- Associated Press - Sunday, November 1, 2015

PIEDMONT, S.D. (AP) - Archaeologists are racing to recover artifacts from a campground in Piedmont before a construction project to build a service road over the land begins.

The archaeologists, who are from the South Dakota State Historical Society and Archaeological Research Center, began digging in late August and are expected to wrap up their excavation in the next couple of weeks. The site is located next to a natural spring near the Tilford Gulch Campground.

The ground was first surveyed in 2006 when evidence was found of an archaeological site. Additional testing revealed there were a large number of artifacts in the area.

Among the items found is a late prehistoric arrow point that dates back to a few hundred years, as well as a fragment of a dart point that resembles other points found in the Black Hills and is around 2,000 years old.

David Williams, a senior archaeologist for the dig, and his team have also found a lot of debris from stones used for cooking, flakes and shatter from flint knapping.

“Sometimes the material just shatters,” Williams told the Rapid City Journal (https://bit.ly/1GKhFnY ). “We can tell those pieces have been human made as opposed to natural courses.”

The researchers have even found a few tools like scrapers used for cleaning hide, and fire-cracked rock, which could have been used for heating features or cooking in a hut. It also can be naturally formed from a forest fire, Williams added.

At the time almost 10 years ago, the Archaeological Research Center recommended to the Department of Transportation and the South Dakota State Historical Society that the site be evaluated.

All Department of Transportation projects must first go through the historical society for approval before construction begins, said department project engineer Harry Johnston. In cases where something of historical significance is found, the projects are delayed or changed.

Construction along Interstate 90 began in April and is scheduled to be completed in July 2016. The project includes work along Interstate 90 near the Tilford exit and moving the service road farther away from the interstate.

The service road will be moved for safety reasons.
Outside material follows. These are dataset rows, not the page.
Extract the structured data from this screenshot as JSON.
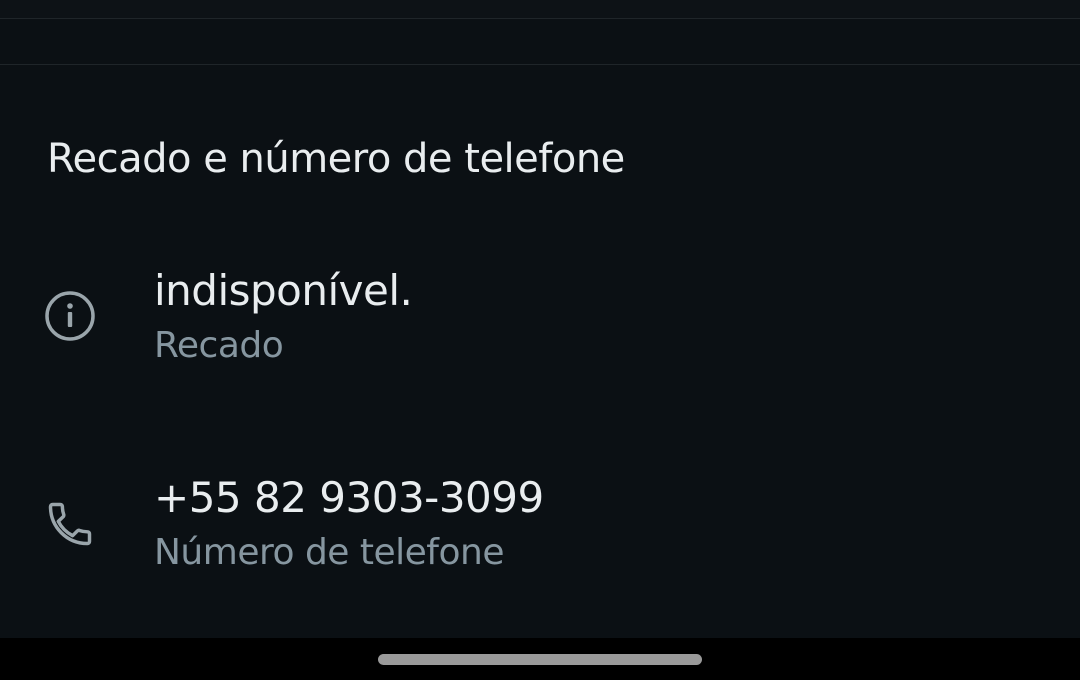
{
  "section": {
    "title": "Recado e número de telefone"
  },
  "about": {
    "icon": "info-icon",
    "value": "indisponível.",
    "label": "Recado"
  },
  "phone": {
    "icon": "phone-icon",
    "value": "+55 82 9303-3099",
    "label": "Número de telefone"
  },
  "colors": {
    "background": "#0b1014",
    "primary_text": "#e9edef",
    "secondary_text": "#8696a0",
    "icon": "#9aa5ab",
    "nav_bar": "#000000"
  }
}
Within the next five to seven years, exits 44 and 46 will also be rebuilt, Johnston said.

Williams and his team will continue to survey the area in search of other potential sites. What’s unique about the current site is that it’s next to a natural spring that doesn’t freeze in the winter and is always flowing, Williams said.

It was dammed up by a couple of man-made structures in the 1930s or 1940s and is now a pond. Williams said it would have been a nice spot for camping or settling down when migrations came through.
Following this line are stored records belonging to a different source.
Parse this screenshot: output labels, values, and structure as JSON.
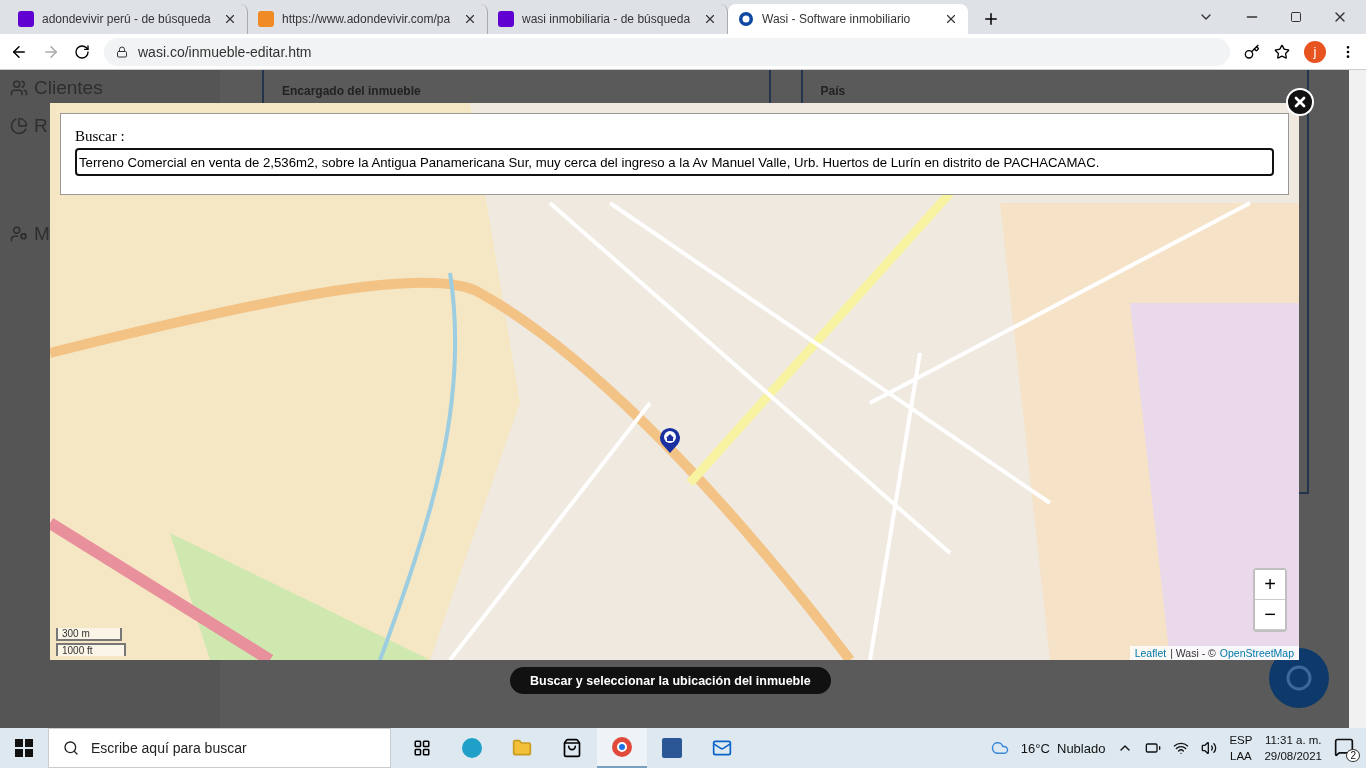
{
  "browser": {
    "tabs": [
      {
        "title": "adondevivir perú - de búsqueda",
        "kind": "yahoo",
        "selected": false
      },
      {
        "title": "https://www.adondevivir.com/pa",
        "kind": "pin",
        "selected": false
      },
      {
        "title": "wasi inmobiliaria - de búsqueda",
        "kind": "yahoo",
        "selected": false
      },
      {
        "title": "Wasi - Software inmobiliario",
        "kind": "wasi",
        "selected": true
      }
    ],
    "address": "wasi.co/inmueble-editar.htm",
    "profile": "j"
  },
  "background": {
    "sidebar_items": [
      "Clientes",
      "R",
      "M"
    ],
    "headings": [
      "Encargado del inmueble",
      "País"
    ]
  },
  "modal": {
    "search_label": "Buscar :",
    "search_value": "Terreno Comercial en venta de 2,536m2, sobre la Antigua Panamericana Sur, muy cerca del ingreso a la Av Manuel Valle, Urb. Huertos de Lurín en distrito de PACHACAMAC.",
    "map": {
      "scale": [
        "300 m",
        "1000 ft"
      ],
      "zoom": [
        "+",
        "−"
      ],
      "attribution": [
        {
          "text": "Leaflet",
          "link": true
        },
        {
          "text": "| Wasi - ©",
          "link": false
        },
        {
          "text": "OpenStreetMap",
          "link": true
        }
      ]
    },
    "caption": "Buscar y seleccionar la ubicación del inmueble"
  },
  "taskbar": {
    "search_placeholder": "Escribe aquí para buscar",
    "weather": "16°C  Nublado",
    "language": [
      "ESP",
      "LAA"
    ],
    "time": "11:31 a. m.",
    "date": "29/08/2021",
    "notifications": "2"
  }
}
The archaeologists found no evidence of hunting or animal processing. The items they discovered indicated that the site was a temporary occupation, where settlers would make tools and hang out for a while near a water source.

“In this part of the Black Hills, there’s not a lot known archaeologically,” Williams said. “There are a handful of really nice sites, but overall the archaeology is a little lacking. Particularly around springs there’s not a lot known. This was a good test of trying to identify what types of archaeology we can find.”

Generally, sites are left alone unless new construction is planned that could threaten them.

“It’s always disappointing when sites are going to be removed,” Williams said. “We’re trying to get the best knowledge and save as much as we can, but with the knowledge we’re gaining from this it’s better than completely losing the site.”

The team is digging trenches to identify the soil development and history of the site, and is also digging one-meter-by-one-meter holes to perform shovel tests.

Once the excavation is completed in November, the archaeologists will begin researching their finds and putting together reports.

“We had certain expectations coming in, and the work during has cleared some things up and muddied the waters of others,” Williams said. “But that’s part of the fun of it - putting the puzzle together.”